Bölgede Türk kültürüne ait izleri tespit edebilmek için beraberinde Araştırma Görevlisi Yavuz Günaşdı ile birlikte önce İran, ardından da Azerbaycan’a giden Ceylan, buralardaki müzelerde de incelemelerde bulundu.
//TARİHİN ŞİFRELERİ ÇÖZÜLÜYOR
Atatürk Üniversitesi Edebiyat Fakültesi Tarih Bölümü Öğretim Üyesi Prof. Dr. Alpaslan Ceylan, tarihin şifrelerini çözmeye yurt dışında da devam ediyor. Türkiye’nin çeşitli bölgelerinde yaptığı yüzey araştırmaları ve kazılarla adından söz ettirmeyi başaran Prof. Dr. Ceylan, yeni bilimsel araştırmalar yapmak ve Türk kültürüne dair yeni fikirler edinmek üzere çıktığı yurt dışı gezisinden döndü. Beraberinde Tarih Bölümü’nde görevli Araştırma Görevlisi Yavuz Günaşdı ile birlikte İran’ın Tebriz ve Azerbaycan’ın da Bakü kentlerinde bilimsel araştırmalar gerçekleştiren Ceylan, bölgedeki tarihçi bilim adamlarından da destek aldı. Prof. Dr. Ceylan, dünyanın dört bir yanında Türk kültürünün izlerine rastlamanın mümkün olduğunu belirterek, “Türk tarihi hakkında çok önemli bilgi ve bulgulara ulaşabilme noktasında bu bölge çok büyük bir önem taşıyor.
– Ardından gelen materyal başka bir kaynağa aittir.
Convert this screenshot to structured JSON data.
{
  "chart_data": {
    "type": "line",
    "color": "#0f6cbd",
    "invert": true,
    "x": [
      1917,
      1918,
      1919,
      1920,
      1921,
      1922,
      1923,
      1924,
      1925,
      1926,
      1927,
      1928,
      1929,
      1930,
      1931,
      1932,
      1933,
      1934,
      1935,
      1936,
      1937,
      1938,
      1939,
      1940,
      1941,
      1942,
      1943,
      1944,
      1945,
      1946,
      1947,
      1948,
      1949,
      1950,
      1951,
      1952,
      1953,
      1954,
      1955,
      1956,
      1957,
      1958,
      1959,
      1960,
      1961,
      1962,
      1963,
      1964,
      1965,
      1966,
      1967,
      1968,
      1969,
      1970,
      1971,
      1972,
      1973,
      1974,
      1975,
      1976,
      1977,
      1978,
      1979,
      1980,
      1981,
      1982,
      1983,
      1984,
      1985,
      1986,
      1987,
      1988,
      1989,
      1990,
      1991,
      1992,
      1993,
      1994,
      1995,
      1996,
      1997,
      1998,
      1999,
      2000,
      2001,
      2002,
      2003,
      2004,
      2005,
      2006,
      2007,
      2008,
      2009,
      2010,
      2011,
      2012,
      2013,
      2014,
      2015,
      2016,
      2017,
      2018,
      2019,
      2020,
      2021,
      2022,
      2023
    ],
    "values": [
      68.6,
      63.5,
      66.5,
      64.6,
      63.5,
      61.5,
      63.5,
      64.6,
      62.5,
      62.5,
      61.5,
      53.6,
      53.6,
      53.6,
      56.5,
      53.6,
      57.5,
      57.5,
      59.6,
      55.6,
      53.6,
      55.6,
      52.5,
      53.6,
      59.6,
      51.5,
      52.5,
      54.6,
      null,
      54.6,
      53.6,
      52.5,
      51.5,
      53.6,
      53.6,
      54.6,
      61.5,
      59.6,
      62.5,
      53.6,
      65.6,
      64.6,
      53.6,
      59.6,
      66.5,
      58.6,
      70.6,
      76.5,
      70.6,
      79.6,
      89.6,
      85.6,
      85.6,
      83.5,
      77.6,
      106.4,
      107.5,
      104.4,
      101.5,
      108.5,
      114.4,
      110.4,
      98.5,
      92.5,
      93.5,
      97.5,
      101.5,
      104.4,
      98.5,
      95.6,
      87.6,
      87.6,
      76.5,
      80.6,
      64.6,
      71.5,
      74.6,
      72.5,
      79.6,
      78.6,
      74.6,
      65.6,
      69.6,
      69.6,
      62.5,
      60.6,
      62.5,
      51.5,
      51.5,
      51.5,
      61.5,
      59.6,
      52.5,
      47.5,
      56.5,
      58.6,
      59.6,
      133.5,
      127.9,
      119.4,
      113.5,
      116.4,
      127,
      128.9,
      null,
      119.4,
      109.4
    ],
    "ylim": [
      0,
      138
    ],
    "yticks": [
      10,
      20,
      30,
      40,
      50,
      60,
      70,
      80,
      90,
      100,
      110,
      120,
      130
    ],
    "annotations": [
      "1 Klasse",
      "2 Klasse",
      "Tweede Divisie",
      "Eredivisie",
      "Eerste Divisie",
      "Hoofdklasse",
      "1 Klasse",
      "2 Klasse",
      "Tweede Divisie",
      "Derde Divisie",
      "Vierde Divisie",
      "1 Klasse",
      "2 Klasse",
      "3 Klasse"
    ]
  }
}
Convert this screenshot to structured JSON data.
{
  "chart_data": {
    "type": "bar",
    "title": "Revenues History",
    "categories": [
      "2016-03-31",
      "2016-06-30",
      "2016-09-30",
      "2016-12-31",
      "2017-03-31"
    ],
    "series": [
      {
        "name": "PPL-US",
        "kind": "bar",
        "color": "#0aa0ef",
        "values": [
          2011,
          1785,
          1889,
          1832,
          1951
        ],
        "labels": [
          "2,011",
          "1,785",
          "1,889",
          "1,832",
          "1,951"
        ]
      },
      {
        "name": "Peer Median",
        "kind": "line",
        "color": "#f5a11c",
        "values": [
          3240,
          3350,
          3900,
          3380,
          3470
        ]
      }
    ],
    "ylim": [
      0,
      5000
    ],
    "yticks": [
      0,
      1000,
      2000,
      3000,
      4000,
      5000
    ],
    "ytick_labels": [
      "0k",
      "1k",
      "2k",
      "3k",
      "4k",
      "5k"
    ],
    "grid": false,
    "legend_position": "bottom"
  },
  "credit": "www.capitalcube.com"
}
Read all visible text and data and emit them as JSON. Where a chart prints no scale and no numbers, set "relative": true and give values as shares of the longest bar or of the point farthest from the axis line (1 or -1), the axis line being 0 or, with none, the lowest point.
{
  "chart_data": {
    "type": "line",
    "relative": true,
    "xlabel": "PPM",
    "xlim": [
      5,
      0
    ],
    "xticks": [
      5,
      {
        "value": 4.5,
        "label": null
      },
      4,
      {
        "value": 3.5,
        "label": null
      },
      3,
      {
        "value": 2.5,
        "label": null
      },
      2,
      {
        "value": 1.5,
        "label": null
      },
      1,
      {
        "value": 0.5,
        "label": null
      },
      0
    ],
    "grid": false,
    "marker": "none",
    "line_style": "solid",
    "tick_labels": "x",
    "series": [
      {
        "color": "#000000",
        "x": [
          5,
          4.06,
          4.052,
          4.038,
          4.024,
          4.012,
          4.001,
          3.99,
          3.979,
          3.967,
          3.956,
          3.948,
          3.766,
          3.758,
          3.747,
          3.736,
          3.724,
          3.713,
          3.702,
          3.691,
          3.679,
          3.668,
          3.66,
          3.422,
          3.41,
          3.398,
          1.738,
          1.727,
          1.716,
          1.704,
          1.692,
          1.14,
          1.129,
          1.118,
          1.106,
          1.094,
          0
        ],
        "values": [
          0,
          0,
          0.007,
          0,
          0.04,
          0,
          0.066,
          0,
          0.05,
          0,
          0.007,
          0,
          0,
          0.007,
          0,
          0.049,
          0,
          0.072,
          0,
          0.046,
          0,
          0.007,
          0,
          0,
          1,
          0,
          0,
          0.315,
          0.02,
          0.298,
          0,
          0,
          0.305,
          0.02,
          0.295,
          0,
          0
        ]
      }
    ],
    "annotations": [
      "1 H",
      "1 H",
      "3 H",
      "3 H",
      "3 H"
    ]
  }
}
Bilimsel araştırmalarımıza katkı sunan bölgenin değerli bilim adamlarının yanında, halkından gördüğümüz yakın ilgi ve alaka bizleri gerçekten çok memnun etti. Gördüğümüz misafirperverlik ve güler yüz, açıkçası bize hiç yabancı gelmedi.” diye konuştu.
//CEYLAN: BİLİMSEL ARAŞTIRMALARDA KARŞILIKLI İŞBİRLİĞİ ÖNEMLİ
15 gün süren bilimsel araştırma gezisinin oldukça verimli geçtiğini vurgulayan Prof. Dr. Alpaslan Ceylan, “Araştırmamızı yaparken, bölgedeki üniversitelerde görevli bilim adamlarından önemli katkılar ve yardımlar aldık. Bu da gösterdi ki, bilimsel araştırmalarda karşılıklı işbirliği çok önemli. Bu anlamda hiç sıkıntı çekmediğimizi söyleyebilirim.” dedi. Tebriz ve Bakü’de, Türk tarihine ışık tutacak çok önemli bilgiler elde ettiklerini anlatan Prof. Dr. Ceylan, “Çalışmamızın sonuçlarını ilerleyen dönemlerde kamuoyuyla da paylaşacağız. Çünkü İran ve Azerbaycan’a yönelik olarak gerçekleştirdiğimiz bu gezi ve yaptığımız araştırma, sonuçları itibariyle gerçekten çok büyük bir değere sahip. Bize bu çalışmamız esnasında her türlü desteği veren İran ve Azerbaycanlı bilim adamlarına ve yöneticilere teşekkür ediyorum.” dedi.